Honey may symbolize sweetness, nutrition - that is, something within you offering you happiness or personal growth.
It may symbolize the power of life or the force of nature within you. (In mythology, honey - like milk or the Hindu soma - is the lifegiving fluid in all things: sap in trees, milk in mothers' breasts, blood, etc.)
Mythologically, honey is the food of gods. Eating it in a dream may therefore mean participating in divine consciousness - which in psychological terms means that total awareness that results from assimilating the unconscious; the total psyche's (or self) awareness.
Celtic tradition as strongly sings the praises of mead as the beverage of immortality, as does an archaic source, the ‘Food of the House with two Goblets’ which probably antedates the spread of Christianity. This speaks of milk tasting like honey as all that Eithne had as food.
Greek tradition maintained that, like the Celtic hero, Pythagoras only ate honey throughout his life.
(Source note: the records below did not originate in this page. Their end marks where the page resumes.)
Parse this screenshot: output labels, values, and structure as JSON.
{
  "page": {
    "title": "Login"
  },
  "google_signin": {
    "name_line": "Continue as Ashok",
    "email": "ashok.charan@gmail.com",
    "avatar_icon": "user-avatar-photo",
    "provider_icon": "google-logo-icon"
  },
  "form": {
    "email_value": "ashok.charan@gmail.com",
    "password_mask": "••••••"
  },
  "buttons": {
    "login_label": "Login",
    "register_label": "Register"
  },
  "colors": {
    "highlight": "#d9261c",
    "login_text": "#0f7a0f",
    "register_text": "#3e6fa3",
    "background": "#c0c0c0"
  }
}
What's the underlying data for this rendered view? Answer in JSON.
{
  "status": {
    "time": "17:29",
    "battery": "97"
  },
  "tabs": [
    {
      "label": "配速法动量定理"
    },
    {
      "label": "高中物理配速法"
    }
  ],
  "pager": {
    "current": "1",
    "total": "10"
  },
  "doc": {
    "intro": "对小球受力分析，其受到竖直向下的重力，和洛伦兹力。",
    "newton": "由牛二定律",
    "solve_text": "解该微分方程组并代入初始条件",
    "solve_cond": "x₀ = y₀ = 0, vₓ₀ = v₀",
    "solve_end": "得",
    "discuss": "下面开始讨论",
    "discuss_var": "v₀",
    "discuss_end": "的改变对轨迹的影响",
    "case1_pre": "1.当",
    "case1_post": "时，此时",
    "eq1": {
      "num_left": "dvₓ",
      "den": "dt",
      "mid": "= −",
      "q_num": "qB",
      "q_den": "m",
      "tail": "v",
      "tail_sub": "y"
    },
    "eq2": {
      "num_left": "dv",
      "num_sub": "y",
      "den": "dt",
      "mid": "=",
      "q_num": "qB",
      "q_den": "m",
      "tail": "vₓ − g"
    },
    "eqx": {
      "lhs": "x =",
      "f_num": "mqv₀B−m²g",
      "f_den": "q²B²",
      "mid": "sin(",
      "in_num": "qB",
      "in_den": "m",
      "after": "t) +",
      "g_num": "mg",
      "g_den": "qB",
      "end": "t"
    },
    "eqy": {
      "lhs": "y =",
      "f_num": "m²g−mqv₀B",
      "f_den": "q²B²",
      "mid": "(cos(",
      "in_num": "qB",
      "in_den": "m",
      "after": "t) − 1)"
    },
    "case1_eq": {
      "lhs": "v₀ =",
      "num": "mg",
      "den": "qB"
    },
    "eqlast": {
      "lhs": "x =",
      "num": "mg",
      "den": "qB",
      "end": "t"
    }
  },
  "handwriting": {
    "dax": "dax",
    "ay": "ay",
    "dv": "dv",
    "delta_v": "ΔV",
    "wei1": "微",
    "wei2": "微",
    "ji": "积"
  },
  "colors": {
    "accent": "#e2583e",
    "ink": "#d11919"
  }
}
According to the Pseudo-Dionysius the Areopagite, God’s teachings may be compared with honey ‘for their purifying and saving virtues’. The honey of knowledge is the foundation of social and individual happiness. Here again Eastern and Western mystical thought coincides. In the mystical Shi‘ite brotherhood of BektashI Dervishes, honey denotes haqq, transcendental reality, the goal of all spiritual pilgrimage where the individual melts into the godhead. This takes place in fana, a state of anaesthesia in which even the notion of pain is annihilated. According to the Hadiths of al-Bukhari, the Prophet and Islamic tradition regarded honey as the pre-eminent panacea able to restore sight to the blind, preserve the health and even restore the dead to life. Honey was part of the medicine ceremonies of the North American Indians, playing a major role in these rites and rituals. The Hopi chief from Arizona, Don C. Talayesva, records that during the medicine ceremonies at the time of the feast of the Winter solstice (Soyal), the priest poured libations of flour and honey. His description of the ritual shows that the Hopi endowed this use of honey with the twofold property of purifying and fertilizing, something absolutely concordant with the foregoing. By its association with ritual purification, honey defines its initiatory qualities. In his work on The Cave of the Nymphs, Porphyry states that when candidates were initiated into the Leontica (Mithras in the form of a lion) ‘honey, not water was poured over their hands, to wash them Furthermore, honey cleanses the tongue from all sin.’ Similarly worshippers of Mithras in other shapes were given honey to eat and candidates washed their hands in honey.
The traditions of the Mediterranean peoples, and especially of the Greeks, give full expression to this rich symbolism in its entirety. As food which inspires, it gave the gift of poetry to Pindar as it had given the gift of learning to Pythagoras. Both were initiates in the fullest sense of the word. The Eleusinian Mysteries confirm this hypothesis, since honey was given ‘to the higher grade of initiate as a sign of new life’. Honey therefore played its part in the initiatory awakening of Spring. It was linked to immortality by its yellow-gold colour and by the eternal cycle of death and rebirth.
Being the product of the transformation of short-lived pollen-powder into the succulent food of immortality, honey symbolizes the transformation effected by initiation, the conversion of the soul and the ultimate integration of personality. This, in fact, reduces to the oneness of a balanced individual a multitude of disparate elements. Similarly, we remain as ignorant of the processes of that biochemical mutation as we do of the very real but hidden workings of mystic grace and spiritual exercises, which take the soul from worldly dissipation (flitting from flower to flower) to mystic concentration (honey). Similarly, the processes whereby the ego becomes integrated on the road to individuation remain unclear, and this is also true of the transformation achieved by initiation.